Хелена внезапно повернулась к нему, словно ее осенила какая-то идея.
«Тогда пойдем!»
«Куда идти, Хелена?»
«На Драконий Камень. Прародитель вырыл ему могилу, и Мать с Эйгоном вполне согласны последовать за ним туда, но я не собираюсь тащить своих детей на смерть».
«Ты наденешь петлю на их глотки собственными руками, если обратишься к нашей сводной сестре», - нахмурился Эймонд, в голосе его закралось раздражение на глупость сестры. «Они представляют угрозу ее правлению, правам ее с...»
«Не смей этого говорить!» - резко бросила Хелена, прерывая его. «Не смей называть их...»
«Они такие, какие есть, не так ли? Разве горничную не называют горничной , королеву - королевой , а бога - богом ?»
«Они наши племянники, вот кто они. Даже твоя жена...»

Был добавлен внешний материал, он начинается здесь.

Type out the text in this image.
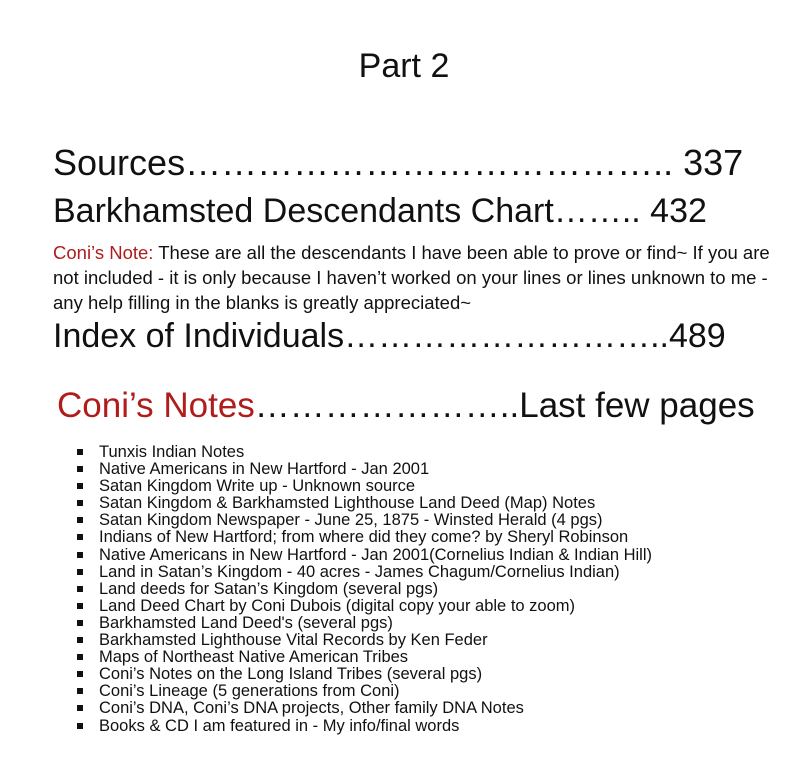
Part 2
Sources………………………………….. 337
Barkhamsted Descendants Chart…….. 432
Coni’s Note: These are all the descendants I have been able to prove or find~ If you are not included - it is only because I haven’t worked on your lines or lines unknown to me - any help filling in the blanks is greatly appreciated~
Index of Individuals………………………..489
Coni’s Notes…………………..Last few pages
Tunxis Indian Notes
Native Americans in New Hartford - Jan 2001
Satan Kingdom Write up - Unknown source
Satan Kingdom & Barkhamsted Lighthouse Land Deed (Map) Notes
Satan Kingdom Newspaper - June 25, 1875 - Winsted Herald (4 pgs)
Indians of New Hartford; from where did they come? by Sheryl Robinson
Native Americans in New Hartford - Jan 2001(Cornelius Indian & Indian Hill)
Land in Satan’s Kingdom - 40 acres - James Chagum/Cornelius Indian)
Land deeds for Satan’s Kingdom (several pgs)
Land Deed Chart by Coni Dubois (digital copy your able to zoom)
Barkhamsted Land Deed's (several pgs)
Barkhamsted Lighthouse Vital Records by Ken Feder
Maps of Northeast Native American Tribes
Coni’s Notes on the Long Island Tribes (several pgs)
Coni’s Lineage (5 generations from Coni)
Coni’s DNA, Coni’s DNA projects, Other family DNA Notes
Books & CD I am featured in - My info/final words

«Моя жена меня ненавидит».
«Возможно, так и должно быть, брат, если ты позволил матери и деду запереть ее, как пленницу, в месте, которое должно было стать ее домом».
Принц устало провел рукой по лицу, раздраженно пощипывая переносицу. Раны от его предыдущего разговора с Дейнис все еще болели, а теперь аргументы Хелены только подлили масла в огонь.
«Она - наша страховка от нападения матери», - его слова прозвучали даже для него пусто, жалкое подобие проповеди, которую сэр Кристон читал накануне вечером с таким жаром. «Рейнира хотела бы убить нас всех».
"Она бы не стала, если бы мы преклонили колени. У нее не было бы причин," - возразила Хелейна, почти умоляя. "Джейхейрису нет дела до короны. Его больше волнует то, что он ребенок. Если мы приведем Дейенис на Драконий Камень, наша сестра простит нас всех. Твоя жена советовала бы проявить милосердие, но ее нет рядом, чтобы отстаивать наше дело, так что, пожалуйста..."
«Не будь абсурдной, Хелена. Ты действительно так думала, что все произойдет, если Эйгону удастся сбежать из Королевской Гавани?»
«Эйгон не достоин быть королем! Он станет нашей погибелью. Он станет погибелью моих детей».
Ты тоже будешь нашей погибелью.
Вы вызовете кровавый дождь, и мы утонем в нем.
Она ему этого не сказала.
«А Рейнира?» - практически прорычал Эймонд, отстранившись от нее и зашагав по комнате, словно зверь в клетке.
«Мне все равно, кто сидит на Железном троне!»
В состоянии ярости и опьянения он ощутил момент ослепительной ясности.
Даже его сестра не считала его достойным быть королем. Его сестра, которая знала его всю жизнь, наблюдала, как он вкладывал себя в свои стремления, чтобы стать достойным кандидатом. Хелена скорее короновала бы их несчастную сводную сестру своими собственными руками, чем признала бы, что, возможно, он мог бы стать лучшим государем.
Этот день был полон мин для Эймонда Таргариена, и каждый раз они все больше подрывали его сдержанность.